The news we are leaving the Single Market as part of Brexit has caused mixed reactions from the energy sector.
This morning the PM outlined her strategy for our exit from the EU in a speech which confirmed our departure from the Single Market and a host of other measures. She mentioned the energy sector as one vital area where she expected full co-operation to continue.
After listening to her speech the sector has reacted with a mix of hope and trepidation.
Lawrence Slade, chief executive of Energy UK, said: “Trade with our European neighbours has enabled access to more diverse sources of electricity that contributes to our security of supply, it is therefore essential that we continue to have a relationship that allows the efficient flow of electricity and gas across borders.
“Brexit presents an opportunity for a bold and ambitious plan for energy with the UK showing global leadership in meeting climate change targets, with more jobs, investment and environmental benefits.”
Mike Hawes, boss of car manufacturers body the SMMT said: “We need government to deliver a deal which includes participation in the customs union to help safeguard EU trade, trade that is tariff-free and avoids the non-tariff and regulatory barriers that would jeopardise investment, growth and consumer choice.
“Achieving this will not be easy and we must, at all costs, avoid a cliff-edge and reversion to WTO tariffs, which would threaten the viability of the industry.”
Schneider Electric, the French owned global giant was understandably more circumspect.
UK and Ireland Zone President Tanuja Randery said: “With the news that the UK will exit the European Single Market, the government needs to make it clear how we will maintain some control over the rules that regulate our ability to freely compete.
“The UK has always been a leader in energy and climate change.
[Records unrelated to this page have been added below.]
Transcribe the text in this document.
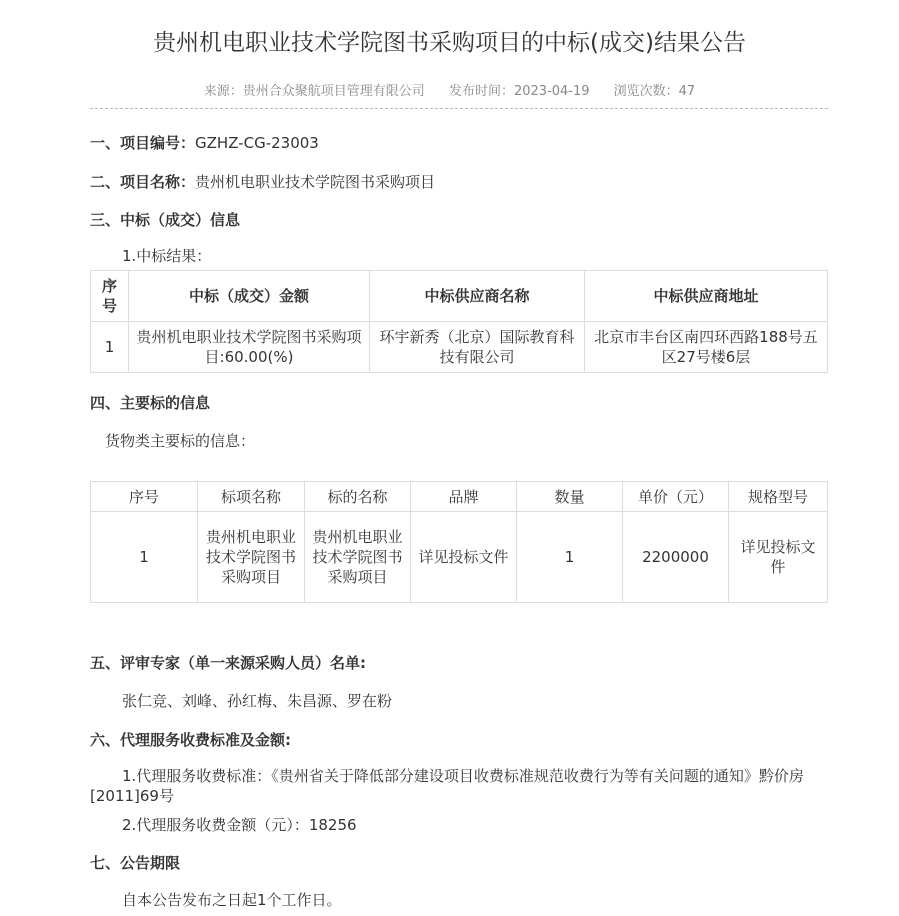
贵州机电职业技术学院图书采购项目的中标(成交)结果公告
来源：贵州合众聚航项目管理有限公司 发布时间：2023-04-19 浏览次数：47
一、项目编号：GZHZ-CG-23003
二、项目名称：贵州机电职业技术学院图书采购项目
三、中标（成交）信息
1.中标结果：
序号	中标（成交）金额	中标供应商名称	中标供应商地址
1	贵州机电职业技术学院图书采购项目:60.00(%)	环宇新秀（北京）国际教育科技有限公司	北京市丰台区南四环西路188号五区27号楼6层
四、主要标的信息
货物类主要标的信息：
序号	标项名称	标的名称	品牌	数量	单价（元）	规格型号
1	贵州机电职业技术学院图书采购项目	贵州机电职业技术学院图书采购项目	详见投标文件	1	2200000	详见投标文件
五、评审专家（单一来源采购人员）名单:
张仁竞、刘峰、孙红梅、朱昌源、罗在粉
六、代理服务收费标准及金额:
1.代理服务收费标准：《贵州省关于降低部分建设项目收费标准规范收费行为等有关问题的通知》黔价房[2011]69号
2.代理服务收费金额（元）：18256
七、公告期限
自本公告发布之日起1个工作日。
But if we are to maintain this in the evolving energy market, we must consider the risks that Brexit poses. The vote to leave the EU has already created uncertainty around energy interconnectors, and the way we take advantage of these, both in terms of existing and planned projects. It’s essential that energy remains high on the Brexit agenda as access to the single market is negotiated.”
Green groups were also concerned at our impeding exit from the Single Market.
Trevor Hutchings, Director of Advocacy at WWF-UK commented: “Getting the best deal for the environment was not among the 12 key objectives for the negotiations set out by Theresa May but the Government has pledged to leave the UK environment in a better state than it found it. So, from the air we breathe to the soil we use and the water we drink, renegotiating our relationship with the rest of the EU presents a real opportunity, only if the Government makes enhancing environmental protections at home and abroad a priority.”
And Greenpeace UK’s Rosie Rogers said: “Whatever position people take on Brexit, it’s a fact that leaving the single market would undermine vital environmental and consumer protections we now take for granted. Many of the laws that keep our bathing water clean and control dangerous air pollution and toxic chemicals come from the EU.
“Without EU laws and courts to underpin and enforce them, they could be left at the mercy of ministers who may ignore them and scrap them with a stroke of the pen. Theresa May should give a firm guarantee that the world-class environmental laws built up over decades will not be swept away by a hard Brexit.”
Co-operation with EU
And the boss of the Renewable Energy Association Dr. Nina Skorupska called for immediate clarity on the Brexit plans and its effect on renewable investment.
She said: “In the short to medium term, how we leave the EU is fundamental to this sector. If we do this badly we will see rising bills for consumers, a deserted industry and threat to keeping the lights on.
“Every company in every sector wants a smooth, orderly and clear transition, yet the repercussions in this area are so wide ranging it has to be a top priority for the Prime Minister and her Government. Post Brexit there are still many areas we can, and should, work with the EU, with the Internal Energy Market and Climate Agreements being the two most important for our members.”